What if that person who opened an article and felt lost instead found:
- A ”New to this topic?” option that provided background
- An audio version they could listen to while commuting
- A visual explanation that made the relationships clear
- Context built in, not assumed
They’d successfully understand the information. They’d feel informed rather than excluded. And maybe—just maybe—they’d start to trust that journalism can actually serve them.
Partisan outlets understand this. They’ve built their success on accessibility, even when they sacrifice accuracy to get there. Fact-based journalism needs to figure out how to be both accurate and accessible.
Because right now, we’re losing people not because they don’t value truth, but because truth isn’t available in forms they can access.
The Questions We Should Be Asking
We’ve been asking the wrong questions. Here are better ones:
Instead of: “How do we get people to read at higher levels?“
Ask: “How do we deliver verified information at multiple levels?“
Instead of: “How do we maintain quality?“
Ask: “How do we define quality in terms of information access, not just prose sophistication?“
Instead of: “Why don’t people value journalism?“
Ask: “Have we made journalism valuable and accessible to people in the Umwelten they actually inhabit?“
Instead of: “How do we compete with partisan media?“
Ask: “What if partisan media’s advantage isn’t ideology but accessibility?“
The Moment We’re In
Here’s what we know:
We can keep designing for the 10–15% we’re currently reaching. Or we can redesign for accessibility without compromising accuracy.

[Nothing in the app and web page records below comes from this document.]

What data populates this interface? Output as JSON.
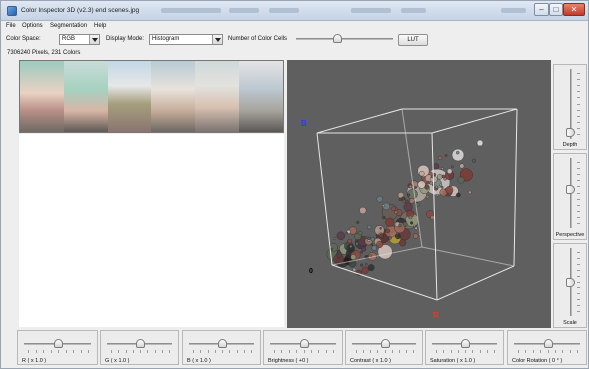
{
  "window": {
    "title": "Color Inspector 3D (v2.3)   end scenes.jpg",
    "minimize": "–",
    "maximize": "□",
    "close": "✕"
  },
  "menu": [
    "File",
    "Options",
    "Segmentation",
    "Help"
  ],
  "toolbar": {
    "color_space_label": "Color Space:",
    "color_space_value": "RGB",
    "display_mode_label": "Display Mode:",
    "display_mode_value": "Histogram",
    "color_cells_label": "Number of Color Cells",
    "color_cells_level": 0.42,
    "lut_button": "LUT"
  },
  "info": {
    "pixels": "7306240 Pixels, 231 Colors"
  },
  "viewport": {
    "axis_b": "B",
    "axis_r": "R",
    "origin": "0",
    "colors": {
      "background": "#5f5f5f",
      "axis_b": "#2a3cff",
      "axis_r": "#ff2a2a"
    }
  },
  "side_sliders": [
    {
      "label": "Depth",
      "level": 0.96
    },
    {
      "label": "Perspective",
      "level": 0.45
    },
    {
      "label": "Scale",
      "level": 0.5
    }
  ],
  "bottom_sliders": [
    {
      "label": "R ( x 1.0 )",
      "level": 0.5
    },
    {
      "label": "G ( x 1.0 )",
      "level": 0.5
    },
    {
      "label": "B ( x 1.0 )",
      "level": 0.5
    },
    {
      "label": "Brightness ( +0 )",
      "level": 0.5
    },
    {
      "label": "Contrast ( x 1.0 )",
      "level": 0.5
    },
    {
      "label": "Saturation ( x 1.0 )",
      "level": 0.5
    },
    {
      "label": "Color Rotation ( 0 ° )",
      "level": 0.5
    }
  ]
}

This isn’t about lowering standards. It’s about recognizing that our current standards prioritize prose sophistication over information access. We’ve confused “sophisticated writing“ with “sophisticated journalism.“
Sophisticated journalism is:
- Rigorous reporting
- Verified information
- Source evaluation
- Evidence-based analysis
- Accountability
Sophisticated journalism is NOT:
- Necessarily complex sentences
- Academic vocabulary
- Single-format delivery
- Assuming universal background knowledge
- Making people feel excluded if they need context
We can maintain the former while rethinking the latter.
What This Requires
Making journalism accessible across different Umwelten requires:
Investment: Multi-modal production isn’t free. New tools and approaches cost money. Editorial oversight takes time.
Humility: Admitting that our current approach serves only a fraction of potential audiences.
Courage: Resisting the instinct that ”simpler” means ”lesser.”
Creativity: Figuring out which formats serve which information best.
Quality Control: Maintaining accuracy across all formats and all levels.
But here’s what it doesn’t require: Compromising on truth, accuracy, verification, or rigor.
Those are non-negotiable. How we deliver them? That should be flexible.
The Choice
Journalism is at a crossroads. We can:
Keep doing what we’re doing: Serving 10–15% of Americans while wondering why everyone else trusts partisan sources, podcasters, and Facebook posts instead of us.
Or redesign for accessibility: Serve the full spectrum of American readers by meeting them in their Umwelten while maintaining our commitment to verified, rigorous journalism.
The tick doesn’t need to become an eagle. The eagle just needs to recognize that the tick exists, experiences the world differently, and deserves access to truth in forms it can perceive.
Ed Yong writes that each creature is ”enclosed within its own unique sensory bubble, perceiving but a tiny sliver of an immense world.”
Journalists have been designing for our sensory bubble, our reading Umwelt, our sliver of the immense world of information consumption.
The question is: Are we ready to design for all the other Umwelten too?
Not by abandoning quality. By expanding access.
Not by dumbing down. By meeting people where they are.
Not by betraying journalism’s mission. By fulfilling it.